In response to recent criticisms of the draft royal decree, Thaksin said he did not believe the government would take any action that would benefit him alone.
He also wrote that as His Majesty the King was ill, and nobody should do anything that would worry the King and he believed that the prime minister shared his stance.
Thaksin was referring to Yingluck Shinawatra who is his younger sister.
In his letter, Thaksin also said those who supported him should not be disappointed. He called on all parties to "forgive and forget".
According to a source at the Pheu Thai Party, Thaksin ordered the party to cancel its plan to seek royal pardons which did not include the ban on drug and corruption convicts, which would make him eligible for a pardon.
The cabinet approved the draft royal decree allegedly without the bans last Tuesday.
The report drew considerable opposition from many parties, who now claim Thaksin wrote the letter to contain political damage to the government.
They say he wrote the letter to signal the government's withdrawal of the pardon plan and ordered Pol Gen Pracha to tell the press Sunday that the government would not help him with the draft royal decree.

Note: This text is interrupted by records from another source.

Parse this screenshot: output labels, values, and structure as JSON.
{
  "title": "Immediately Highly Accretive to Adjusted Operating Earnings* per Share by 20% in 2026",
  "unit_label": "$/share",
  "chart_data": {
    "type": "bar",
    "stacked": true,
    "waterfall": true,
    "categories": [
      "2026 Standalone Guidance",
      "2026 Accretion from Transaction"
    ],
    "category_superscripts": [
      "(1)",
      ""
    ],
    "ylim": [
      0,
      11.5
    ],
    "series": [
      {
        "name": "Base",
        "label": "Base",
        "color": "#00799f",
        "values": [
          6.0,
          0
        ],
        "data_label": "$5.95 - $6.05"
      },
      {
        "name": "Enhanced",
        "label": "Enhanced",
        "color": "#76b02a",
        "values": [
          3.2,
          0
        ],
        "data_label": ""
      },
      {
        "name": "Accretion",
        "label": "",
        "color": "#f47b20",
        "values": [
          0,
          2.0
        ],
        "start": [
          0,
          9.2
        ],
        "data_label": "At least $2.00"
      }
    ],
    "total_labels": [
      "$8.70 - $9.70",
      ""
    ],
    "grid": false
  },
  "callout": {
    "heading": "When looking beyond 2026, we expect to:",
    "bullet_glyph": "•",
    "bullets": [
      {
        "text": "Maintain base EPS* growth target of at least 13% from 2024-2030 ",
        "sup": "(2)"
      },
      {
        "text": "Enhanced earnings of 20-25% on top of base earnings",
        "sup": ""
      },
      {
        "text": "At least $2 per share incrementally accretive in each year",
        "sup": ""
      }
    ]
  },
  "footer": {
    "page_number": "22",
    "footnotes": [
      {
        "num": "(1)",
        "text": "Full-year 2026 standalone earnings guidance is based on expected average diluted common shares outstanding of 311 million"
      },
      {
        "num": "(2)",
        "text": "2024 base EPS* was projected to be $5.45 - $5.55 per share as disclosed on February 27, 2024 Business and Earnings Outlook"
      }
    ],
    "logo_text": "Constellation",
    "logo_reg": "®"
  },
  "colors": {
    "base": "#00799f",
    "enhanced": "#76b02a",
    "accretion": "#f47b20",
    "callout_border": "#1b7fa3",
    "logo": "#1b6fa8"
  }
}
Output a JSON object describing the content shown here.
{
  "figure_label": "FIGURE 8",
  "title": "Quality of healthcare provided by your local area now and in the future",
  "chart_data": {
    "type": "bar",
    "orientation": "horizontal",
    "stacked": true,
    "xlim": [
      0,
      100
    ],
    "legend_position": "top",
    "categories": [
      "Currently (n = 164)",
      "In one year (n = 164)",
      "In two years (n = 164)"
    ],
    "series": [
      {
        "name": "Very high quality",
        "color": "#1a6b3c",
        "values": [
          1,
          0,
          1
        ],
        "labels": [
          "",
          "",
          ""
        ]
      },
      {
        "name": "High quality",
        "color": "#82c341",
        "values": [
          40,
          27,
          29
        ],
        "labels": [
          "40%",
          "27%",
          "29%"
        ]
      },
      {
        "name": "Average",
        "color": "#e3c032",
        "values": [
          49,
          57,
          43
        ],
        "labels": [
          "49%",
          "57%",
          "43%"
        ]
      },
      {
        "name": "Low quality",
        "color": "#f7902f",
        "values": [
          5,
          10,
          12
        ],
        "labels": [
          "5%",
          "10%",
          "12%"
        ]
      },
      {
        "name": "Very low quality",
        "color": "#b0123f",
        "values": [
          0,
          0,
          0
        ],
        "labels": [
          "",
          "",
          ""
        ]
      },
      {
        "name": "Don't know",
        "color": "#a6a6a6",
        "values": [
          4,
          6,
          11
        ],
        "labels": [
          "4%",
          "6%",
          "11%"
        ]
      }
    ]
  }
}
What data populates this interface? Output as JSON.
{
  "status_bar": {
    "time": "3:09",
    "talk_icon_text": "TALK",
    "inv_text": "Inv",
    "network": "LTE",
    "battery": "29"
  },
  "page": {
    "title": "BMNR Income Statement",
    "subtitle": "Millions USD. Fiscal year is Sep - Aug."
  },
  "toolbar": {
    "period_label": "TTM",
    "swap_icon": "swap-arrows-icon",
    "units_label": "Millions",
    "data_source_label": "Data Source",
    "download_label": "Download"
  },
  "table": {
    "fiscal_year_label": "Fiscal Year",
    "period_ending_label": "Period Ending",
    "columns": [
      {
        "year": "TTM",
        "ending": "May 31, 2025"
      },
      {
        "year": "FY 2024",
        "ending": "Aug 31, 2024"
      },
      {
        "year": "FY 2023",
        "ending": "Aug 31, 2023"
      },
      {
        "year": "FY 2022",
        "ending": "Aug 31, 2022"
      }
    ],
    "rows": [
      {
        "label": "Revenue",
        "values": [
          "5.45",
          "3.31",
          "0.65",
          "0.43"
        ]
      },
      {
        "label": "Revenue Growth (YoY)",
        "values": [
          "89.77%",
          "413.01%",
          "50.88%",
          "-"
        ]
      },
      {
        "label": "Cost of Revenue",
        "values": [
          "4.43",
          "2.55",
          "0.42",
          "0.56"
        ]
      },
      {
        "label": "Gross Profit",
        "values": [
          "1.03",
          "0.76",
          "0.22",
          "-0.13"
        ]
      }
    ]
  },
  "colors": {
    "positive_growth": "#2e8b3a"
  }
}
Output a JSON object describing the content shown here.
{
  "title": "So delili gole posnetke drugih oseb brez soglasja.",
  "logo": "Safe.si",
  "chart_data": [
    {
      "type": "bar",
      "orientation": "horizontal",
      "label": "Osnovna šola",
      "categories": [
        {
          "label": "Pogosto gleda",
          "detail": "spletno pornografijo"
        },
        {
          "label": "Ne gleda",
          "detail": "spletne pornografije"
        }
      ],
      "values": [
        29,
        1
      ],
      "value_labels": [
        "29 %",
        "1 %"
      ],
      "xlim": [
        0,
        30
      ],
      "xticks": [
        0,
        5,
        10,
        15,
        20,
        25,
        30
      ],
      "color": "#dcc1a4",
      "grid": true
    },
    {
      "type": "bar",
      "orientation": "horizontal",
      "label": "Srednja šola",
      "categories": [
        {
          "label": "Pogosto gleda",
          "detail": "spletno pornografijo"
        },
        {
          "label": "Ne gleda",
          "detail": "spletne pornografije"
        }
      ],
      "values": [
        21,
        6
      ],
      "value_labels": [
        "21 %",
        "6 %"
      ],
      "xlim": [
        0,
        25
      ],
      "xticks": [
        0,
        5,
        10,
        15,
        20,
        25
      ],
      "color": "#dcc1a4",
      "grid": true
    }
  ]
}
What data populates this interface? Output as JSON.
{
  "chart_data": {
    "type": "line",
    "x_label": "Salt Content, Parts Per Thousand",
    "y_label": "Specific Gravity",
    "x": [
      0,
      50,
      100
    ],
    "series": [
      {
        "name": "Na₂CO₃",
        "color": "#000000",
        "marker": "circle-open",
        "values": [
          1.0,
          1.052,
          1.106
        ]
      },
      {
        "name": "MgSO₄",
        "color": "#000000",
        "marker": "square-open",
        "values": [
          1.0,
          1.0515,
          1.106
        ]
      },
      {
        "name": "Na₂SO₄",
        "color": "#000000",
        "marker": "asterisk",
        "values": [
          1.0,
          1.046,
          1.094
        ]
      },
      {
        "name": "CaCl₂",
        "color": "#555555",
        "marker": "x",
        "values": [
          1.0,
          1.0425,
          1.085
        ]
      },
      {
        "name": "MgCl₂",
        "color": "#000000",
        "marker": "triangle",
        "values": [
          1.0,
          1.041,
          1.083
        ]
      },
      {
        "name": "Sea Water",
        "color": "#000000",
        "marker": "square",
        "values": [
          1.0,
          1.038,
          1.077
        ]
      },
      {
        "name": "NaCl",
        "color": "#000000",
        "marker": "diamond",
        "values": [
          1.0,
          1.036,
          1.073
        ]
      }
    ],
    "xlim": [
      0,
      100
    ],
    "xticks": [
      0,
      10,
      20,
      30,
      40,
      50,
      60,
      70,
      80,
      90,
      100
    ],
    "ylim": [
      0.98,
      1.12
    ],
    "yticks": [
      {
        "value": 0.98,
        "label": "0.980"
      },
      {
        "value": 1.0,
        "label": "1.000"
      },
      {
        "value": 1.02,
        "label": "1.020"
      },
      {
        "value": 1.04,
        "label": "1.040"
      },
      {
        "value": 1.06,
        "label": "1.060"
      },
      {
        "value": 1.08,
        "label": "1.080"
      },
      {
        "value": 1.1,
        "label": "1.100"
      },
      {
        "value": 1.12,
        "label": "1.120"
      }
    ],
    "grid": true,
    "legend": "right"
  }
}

The People's Alliance for Democracy (PAD), on hearing Pol Gen Pracha's statement and Thaksin's letter Sunday, announced that it would cancel its demonstration at the Council of State on Monday.
Spokesman Parnthep Pourpongpan said there was no reason for the demonstration now that the government would not issue a royal decree that would benefit Thaksin.
Thaksin has been prosecuted in many cases of corruption since his government was toppled in a coup d'etat on Sept 19, 2006.
In 2008, the Supreme Court sentenced him to two years in jail for abusing his authority as the prime minister to help along his ex-wife's purchase of a state-owned land plot in inner Bangkok in 2003.
He fled the country shortly before the verdict was announced.